Aside from trips to Venice in 1760 and Paris and London in 1788, Gaetano Gandolfi seems to have worked almost exclusively in his native Bologna, where he established a prosperous career. As a student at the Accademia Clementina he won two medals for sculpture and four medals for his drawings. A brief period of study in Venice in 1760 was of great importance, and is reflected in the vigorous brushwork and rich colours of his paintings. Gandolfi received numerous commissions for altarpieces for churches throughout Emilia and elsewhere, and also worked extensively as a fresco painter. One of his first important decorative projects was a ceiling fresco of the Four Elements, painted for the Palazzo Odorici in Bologna in collaboration with the quadraturista Serafino Barozzi. This was followed by work in several other Bolognese palaces, including the Palazzo Guidotti, the Palazzo Centurione and the Palazzo Montanari. In 1776 Gandolfi painted a massive canvas of The Marriage at Cana for the refectory of the Lateran convent of San Salvatore, now in the Pinacoteca Nazionale in Bologna. Another prominent commission was for the decoration of the cupola of the church of Santa Maria della Vita, painted between 1776 and 1779 with frescoes of The Virgin in Glory and The Sacrifice of Manoah. In the later years of his career Gandolfi also produced easel pictures of historical and mythological subjects, while a six-month stay in London and Paris in 1787 added a Neoclassical tinge to his oeuvre. Throughout his life he remained actively involved in the affairs of the Accademia Clementina, where he taught a class in life drawing. He was a gifted draughtsman, and his drawings were highly prized by contemporary collectors.

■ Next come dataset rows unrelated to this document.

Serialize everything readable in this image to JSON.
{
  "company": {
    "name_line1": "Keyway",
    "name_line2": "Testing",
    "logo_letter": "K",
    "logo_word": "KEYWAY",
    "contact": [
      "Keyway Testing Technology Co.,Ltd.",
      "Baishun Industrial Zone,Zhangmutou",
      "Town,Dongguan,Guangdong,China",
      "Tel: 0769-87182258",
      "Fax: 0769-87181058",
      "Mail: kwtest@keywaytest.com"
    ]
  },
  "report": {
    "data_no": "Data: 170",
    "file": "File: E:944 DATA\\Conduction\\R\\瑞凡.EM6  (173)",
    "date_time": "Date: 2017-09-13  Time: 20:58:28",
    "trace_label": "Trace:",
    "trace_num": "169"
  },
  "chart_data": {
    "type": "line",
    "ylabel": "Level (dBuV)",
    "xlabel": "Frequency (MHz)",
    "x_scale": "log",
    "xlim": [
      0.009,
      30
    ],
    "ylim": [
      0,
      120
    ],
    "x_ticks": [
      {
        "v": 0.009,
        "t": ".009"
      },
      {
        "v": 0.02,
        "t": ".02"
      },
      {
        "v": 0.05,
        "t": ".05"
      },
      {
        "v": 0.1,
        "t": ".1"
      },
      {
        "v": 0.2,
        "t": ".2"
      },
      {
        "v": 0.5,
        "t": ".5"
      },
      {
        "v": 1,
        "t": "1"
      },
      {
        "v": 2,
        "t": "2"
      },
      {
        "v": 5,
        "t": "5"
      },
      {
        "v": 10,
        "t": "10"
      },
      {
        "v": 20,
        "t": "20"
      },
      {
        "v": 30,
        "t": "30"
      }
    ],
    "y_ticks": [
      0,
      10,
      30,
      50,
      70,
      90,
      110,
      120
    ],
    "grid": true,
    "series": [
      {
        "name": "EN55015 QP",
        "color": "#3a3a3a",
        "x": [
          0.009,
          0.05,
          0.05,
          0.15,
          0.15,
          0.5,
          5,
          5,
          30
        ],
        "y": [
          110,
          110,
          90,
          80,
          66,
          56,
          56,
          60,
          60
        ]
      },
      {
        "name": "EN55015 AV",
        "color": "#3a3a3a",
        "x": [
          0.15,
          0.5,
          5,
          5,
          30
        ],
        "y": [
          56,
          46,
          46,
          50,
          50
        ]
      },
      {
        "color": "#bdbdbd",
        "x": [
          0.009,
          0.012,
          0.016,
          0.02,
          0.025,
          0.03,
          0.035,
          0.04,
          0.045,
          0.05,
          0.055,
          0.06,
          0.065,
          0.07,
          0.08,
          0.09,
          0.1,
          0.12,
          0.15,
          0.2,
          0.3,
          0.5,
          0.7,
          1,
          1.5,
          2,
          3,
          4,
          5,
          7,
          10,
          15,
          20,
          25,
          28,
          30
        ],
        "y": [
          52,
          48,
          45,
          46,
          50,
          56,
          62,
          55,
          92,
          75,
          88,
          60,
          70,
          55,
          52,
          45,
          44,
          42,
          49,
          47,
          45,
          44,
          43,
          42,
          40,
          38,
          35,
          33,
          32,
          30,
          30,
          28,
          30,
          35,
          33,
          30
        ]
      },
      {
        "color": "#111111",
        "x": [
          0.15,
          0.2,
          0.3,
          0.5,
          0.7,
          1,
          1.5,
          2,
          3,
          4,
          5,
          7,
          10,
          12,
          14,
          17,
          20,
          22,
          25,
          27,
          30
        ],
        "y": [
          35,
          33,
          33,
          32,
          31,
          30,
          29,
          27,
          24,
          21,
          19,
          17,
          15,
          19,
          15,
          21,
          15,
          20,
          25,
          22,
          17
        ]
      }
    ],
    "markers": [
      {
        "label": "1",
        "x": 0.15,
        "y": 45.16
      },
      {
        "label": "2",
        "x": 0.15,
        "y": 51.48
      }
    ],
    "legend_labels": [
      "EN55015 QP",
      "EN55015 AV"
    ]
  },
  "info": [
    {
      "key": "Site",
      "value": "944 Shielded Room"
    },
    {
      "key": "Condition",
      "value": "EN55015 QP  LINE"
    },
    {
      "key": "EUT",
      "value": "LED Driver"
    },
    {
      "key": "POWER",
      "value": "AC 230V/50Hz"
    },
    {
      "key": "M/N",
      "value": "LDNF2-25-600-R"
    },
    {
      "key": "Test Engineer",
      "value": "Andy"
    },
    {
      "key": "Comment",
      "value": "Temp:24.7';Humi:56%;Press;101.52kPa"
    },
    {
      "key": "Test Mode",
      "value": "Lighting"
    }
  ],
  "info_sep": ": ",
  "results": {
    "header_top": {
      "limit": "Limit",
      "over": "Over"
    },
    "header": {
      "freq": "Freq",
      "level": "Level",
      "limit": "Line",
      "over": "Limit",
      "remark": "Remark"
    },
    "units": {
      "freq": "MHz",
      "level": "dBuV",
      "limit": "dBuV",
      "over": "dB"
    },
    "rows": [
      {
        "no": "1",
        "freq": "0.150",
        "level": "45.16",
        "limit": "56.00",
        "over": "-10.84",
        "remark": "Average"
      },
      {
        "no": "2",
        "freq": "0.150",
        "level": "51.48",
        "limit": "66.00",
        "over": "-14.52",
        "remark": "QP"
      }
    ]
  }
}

Savelli Dipinti Antichi, Bologna, in 1996.


Donatella Biagi Maino et al, “Idea Prima”: Disegni e modelli preparatori, pittura di tocco dal ‘500 al ‘700, exhibition catalogue, Bologna, 1996, pp.112-115; Fausto Gozzi, Ubaldo, Gaetano e Mauro Gandolfi: le incisioni, exhibition catalogue, San Matteo della Decima, 2002, under no.10 (‘uno straordinario disegno a penna'); Hamburg, Dr. Moeller & Cie., Meisterzeichnungen / Master Drawings, exhibition catalogue, 2009, unpaginated, under no.1, fig.1; Hamburg, Dr. Moeller & Cie., Portraits: Vom 18. bis 20. Jahrhundert, 2020, unpaginated, fig.1.



Bologna, Savelli Dipinti Antichi, “Idea Prima”: Disegni e modelli preparatori, pittura di tocco dal 500 al 700, 1996.